Mammoth enthusiasts, then, may have something to look forward to. But if you're thinking it would be much harder to bring dinosaurs back from extinction, you're correct. The limit for what Church calls "decent DNA" — the kind that's preserved well enough to be used for these purposes — is 700,00 years. Dinosaurs have been dead 65 million years, and in real life, you can't just pop open prehistoric mosquitoes to get their blood. Still, if you really wanted to build a theme park full of velociraptors, Church sees a theoretical workaround. "I would argue that we're not limited by actual DNA," he said. "You can re-create the ancient DNA by looking at the genomes of existing animals."
Simply put, the theory is that you could take a dinosaur's modern descendant and reverse-mutate its DNA to undo thousands of years of natural selection. Consider the ostrich. "What dinosaur traits are missing from an ostrich?" he asked. "The ostrich has a toothless beak, but there are mutations that cause teeth and claws to come back to their mouth and limbs. You need to replace the feathers with scales, but there are no feathers on their legs and feet, so you just need to make its whole body like its legs are. You don't have to change every single base pair to get something that has dinosaur properties."
But how would you fill in the inevitable gaps in the genome? Would you, say, replace them with the DNA of a tree frog or a cuttlefish, thus giving your reborn dinosaurs unexpected mutations that doom all your well-intentioned security measures? "I don't know why Michael [Crichton] did that," Church said. "I would not go with cuttlefish or frogs — they're too far away." (For the record, if you were going to use other animals to fill in the gaps, he thinks ostriches are "the ideal choice," with lizards and crocodiles as other decent options.)
But, he adds, the plot twist that takes down each Jurassic theme park is based on an actual scientific phenomenon. "It's called pleotropism," he explained. "Where you have one gene will control many other genes.
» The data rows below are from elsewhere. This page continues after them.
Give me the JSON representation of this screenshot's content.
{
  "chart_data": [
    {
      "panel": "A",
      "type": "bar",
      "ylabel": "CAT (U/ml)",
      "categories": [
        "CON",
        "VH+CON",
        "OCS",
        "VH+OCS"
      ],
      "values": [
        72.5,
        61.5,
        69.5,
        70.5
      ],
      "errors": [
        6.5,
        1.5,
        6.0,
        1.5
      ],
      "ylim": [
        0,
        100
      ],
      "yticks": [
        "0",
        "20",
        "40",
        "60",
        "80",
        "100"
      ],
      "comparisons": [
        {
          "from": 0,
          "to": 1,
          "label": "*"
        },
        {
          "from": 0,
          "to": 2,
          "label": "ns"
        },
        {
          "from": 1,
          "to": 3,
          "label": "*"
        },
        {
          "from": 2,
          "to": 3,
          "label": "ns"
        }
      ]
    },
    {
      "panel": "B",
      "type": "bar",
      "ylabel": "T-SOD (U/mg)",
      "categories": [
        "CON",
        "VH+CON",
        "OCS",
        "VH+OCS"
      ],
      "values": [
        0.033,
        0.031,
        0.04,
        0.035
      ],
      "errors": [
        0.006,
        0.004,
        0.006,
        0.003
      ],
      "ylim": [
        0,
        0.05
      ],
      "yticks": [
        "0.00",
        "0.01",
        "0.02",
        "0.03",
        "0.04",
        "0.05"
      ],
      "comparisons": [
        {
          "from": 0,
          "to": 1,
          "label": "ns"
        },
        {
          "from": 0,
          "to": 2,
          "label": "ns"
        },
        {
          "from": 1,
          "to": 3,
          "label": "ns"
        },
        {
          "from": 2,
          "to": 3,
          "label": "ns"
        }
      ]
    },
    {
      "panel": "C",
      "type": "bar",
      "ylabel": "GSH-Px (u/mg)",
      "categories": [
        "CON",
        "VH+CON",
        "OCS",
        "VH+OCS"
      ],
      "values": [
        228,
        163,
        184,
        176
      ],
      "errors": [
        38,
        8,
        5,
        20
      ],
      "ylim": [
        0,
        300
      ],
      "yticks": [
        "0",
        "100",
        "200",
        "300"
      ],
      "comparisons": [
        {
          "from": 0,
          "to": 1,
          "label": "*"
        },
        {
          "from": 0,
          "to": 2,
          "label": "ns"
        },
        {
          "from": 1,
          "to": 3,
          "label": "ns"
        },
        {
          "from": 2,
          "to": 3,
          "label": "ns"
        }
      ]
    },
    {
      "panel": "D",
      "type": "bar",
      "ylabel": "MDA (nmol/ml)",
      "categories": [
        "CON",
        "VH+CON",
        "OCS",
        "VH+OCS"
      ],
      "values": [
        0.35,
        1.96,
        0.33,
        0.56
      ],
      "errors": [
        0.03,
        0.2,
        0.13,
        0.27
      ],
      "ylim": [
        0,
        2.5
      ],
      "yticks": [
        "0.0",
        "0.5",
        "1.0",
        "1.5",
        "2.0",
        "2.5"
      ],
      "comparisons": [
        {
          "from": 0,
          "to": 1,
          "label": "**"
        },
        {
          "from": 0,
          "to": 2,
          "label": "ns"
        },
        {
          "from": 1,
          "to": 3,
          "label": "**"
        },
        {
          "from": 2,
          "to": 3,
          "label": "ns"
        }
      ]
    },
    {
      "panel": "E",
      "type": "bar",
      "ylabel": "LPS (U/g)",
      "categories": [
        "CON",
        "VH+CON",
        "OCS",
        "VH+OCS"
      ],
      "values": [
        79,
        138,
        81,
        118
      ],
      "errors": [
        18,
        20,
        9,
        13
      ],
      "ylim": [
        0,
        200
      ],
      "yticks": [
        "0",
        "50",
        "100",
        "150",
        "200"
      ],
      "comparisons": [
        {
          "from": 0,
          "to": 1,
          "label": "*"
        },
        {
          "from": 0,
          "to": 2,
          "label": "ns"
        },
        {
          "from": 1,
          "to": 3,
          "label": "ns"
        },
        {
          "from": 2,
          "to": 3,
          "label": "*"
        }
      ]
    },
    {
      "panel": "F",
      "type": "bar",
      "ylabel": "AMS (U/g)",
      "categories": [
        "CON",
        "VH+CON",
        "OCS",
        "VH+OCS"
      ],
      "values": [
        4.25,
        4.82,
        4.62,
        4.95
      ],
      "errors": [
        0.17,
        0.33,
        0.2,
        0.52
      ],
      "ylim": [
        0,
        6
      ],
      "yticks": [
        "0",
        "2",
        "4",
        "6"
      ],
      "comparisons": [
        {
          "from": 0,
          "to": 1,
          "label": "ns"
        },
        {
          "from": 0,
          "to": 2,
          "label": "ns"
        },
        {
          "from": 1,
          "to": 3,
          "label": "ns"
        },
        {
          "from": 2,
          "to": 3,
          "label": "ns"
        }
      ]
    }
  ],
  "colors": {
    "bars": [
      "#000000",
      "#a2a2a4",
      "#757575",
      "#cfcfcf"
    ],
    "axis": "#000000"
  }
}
For example, in some animals, the clear lens in the eye is actually derived from an enzyme in their gut that digests carbohydrates." That may sound slightly less exciting than dinosaurs that can camouflage themselves or change their gender, but just wait until you see what kind of exciting carb-digesting action sequences they've got planned for Jurassic World 2.
As for the idea of taming freshly ressurected dinosaurs, Church says it's not that far-fetched that a hunky park ranger could form a bond with velociraptors based on trust and mutual respect — eventually. "You could possibly domesticate anything," he told us, offering up a story about foxes. Over the course of a few decades, scientists in Russia conducted a domestication experiment on arctic foxes. In each generation of breeding, they mated the least aggressive foxes together and the most aggressive foxes together. Now they've got two different breeds: nice foxes and mean foxes. "It's one of the few animals that we've watched be domesticated in our lifetimes," Church told us. (In an unexpected twist, the nice foxes also ended up being adorable — in breeding for nonaggression, the scientists also ended up breeding for cuteness.) Given that any dinosaurs roaming a theme park would have been cooked up gene-by-gene anyway, Church sees no problem with the idea of velociraptors running side-by-side with a motorcycle, especially if they had the right kind of behavioral training. Someone get Chris Pratt's little clicker thing!